Two of Barron’s sons live in the Atlanta area; a third son swears he’ll never move to the city. But Barron keeps hearing about other young people leaving.
“I just had one of my (former) students last weekend to tell me, ‘Well, I’m moving,’” Barron said, shaking his head in disappointment. The woman said she was headed for Houston County. “I said, ‘Why?’ She said, ‘I just want to be around the city and all that.’”
Staying for home
Maxine Adkinson, 59, of Unadilla said her granddaughter moved to Cordele because they couldn’t find a place in Dooly but also because she wanted to try living somewhere with more bustle, which Cordele has if you compare it to Unadilla. The move turned out as the grandmother could’ve predicted.
“She’s trying to get back up here,” Adkinson said. “She thought it was going to be good. You know how young people do.”
“I love Unadilla,” said the grandmother. “I ain’t going nowhere.”
The main reason is the people, she and others said. In 2006, Adkinson lost her mother. Ever since then, instead of calling her mom each night, she calls Commissioner Lester’s mom.
Lester loves Dooly for the people and the slow pace of life. “People should want to move to a peaceful place,” he said.
Barron likes knowing almost everyone. He likes living way out where he has hardly any close neighbors, except for his son.
HYOSUB SHIN / AJC
HYOSUB SHIN / AJC
Cason likes having few traffic lights. He likes the quiet. He loves to see a field of freshly picked cotton on a moonlit night. It looks like snow, and snow looks magical in a place where it never snows.

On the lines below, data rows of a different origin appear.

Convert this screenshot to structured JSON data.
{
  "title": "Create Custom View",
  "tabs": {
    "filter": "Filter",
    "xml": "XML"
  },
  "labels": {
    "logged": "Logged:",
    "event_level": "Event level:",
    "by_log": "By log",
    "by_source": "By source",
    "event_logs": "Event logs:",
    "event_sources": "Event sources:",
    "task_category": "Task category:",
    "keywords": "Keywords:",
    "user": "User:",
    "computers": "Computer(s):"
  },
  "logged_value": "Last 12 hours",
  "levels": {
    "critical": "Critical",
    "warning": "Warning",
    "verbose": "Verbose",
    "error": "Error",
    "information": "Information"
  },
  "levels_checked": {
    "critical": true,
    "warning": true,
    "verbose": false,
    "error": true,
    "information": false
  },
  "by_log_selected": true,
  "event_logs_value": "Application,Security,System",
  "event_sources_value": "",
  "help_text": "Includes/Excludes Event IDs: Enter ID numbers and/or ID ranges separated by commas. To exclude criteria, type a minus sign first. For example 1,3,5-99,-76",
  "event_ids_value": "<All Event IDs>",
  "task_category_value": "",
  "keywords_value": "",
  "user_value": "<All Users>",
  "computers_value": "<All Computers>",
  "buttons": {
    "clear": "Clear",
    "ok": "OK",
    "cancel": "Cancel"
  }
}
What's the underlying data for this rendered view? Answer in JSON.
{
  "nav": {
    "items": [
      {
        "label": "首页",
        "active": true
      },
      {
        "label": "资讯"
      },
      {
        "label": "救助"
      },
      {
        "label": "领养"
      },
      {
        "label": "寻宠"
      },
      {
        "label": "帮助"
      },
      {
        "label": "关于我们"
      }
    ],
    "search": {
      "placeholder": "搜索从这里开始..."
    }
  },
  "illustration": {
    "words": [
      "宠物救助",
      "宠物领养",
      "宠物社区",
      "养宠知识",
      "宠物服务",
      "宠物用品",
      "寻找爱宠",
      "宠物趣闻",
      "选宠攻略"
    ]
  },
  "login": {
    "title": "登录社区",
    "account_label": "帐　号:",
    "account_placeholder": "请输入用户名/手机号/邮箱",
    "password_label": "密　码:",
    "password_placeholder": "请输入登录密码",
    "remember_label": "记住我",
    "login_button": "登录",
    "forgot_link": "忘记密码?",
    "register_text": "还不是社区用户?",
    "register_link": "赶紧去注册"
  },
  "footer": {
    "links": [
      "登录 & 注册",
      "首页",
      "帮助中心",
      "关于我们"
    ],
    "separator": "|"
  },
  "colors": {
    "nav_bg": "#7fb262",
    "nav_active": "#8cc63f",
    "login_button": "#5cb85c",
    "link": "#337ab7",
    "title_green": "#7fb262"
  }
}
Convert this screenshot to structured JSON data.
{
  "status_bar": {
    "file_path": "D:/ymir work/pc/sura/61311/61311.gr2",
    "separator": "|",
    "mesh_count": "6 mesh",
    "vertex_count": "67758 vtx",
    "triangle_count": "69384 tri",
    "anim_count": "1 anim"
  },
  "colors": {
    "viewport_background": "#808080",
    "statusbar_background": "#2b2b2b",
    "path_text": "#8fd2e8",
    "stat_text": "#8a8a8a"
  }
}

Cason has a son in Atlanta, too. The father tried to make the case for cotton country during a visit. Cason recalled taking his son outside, telling him to look up. Cason lives nowhere near any development, not even a streetlight. That night, beneath a shimmering infinity of stars, the father turned to the son: Can you see that in Atlanta?
But after that visit, as he had every time before, Cason’s son drove back to Atlanta.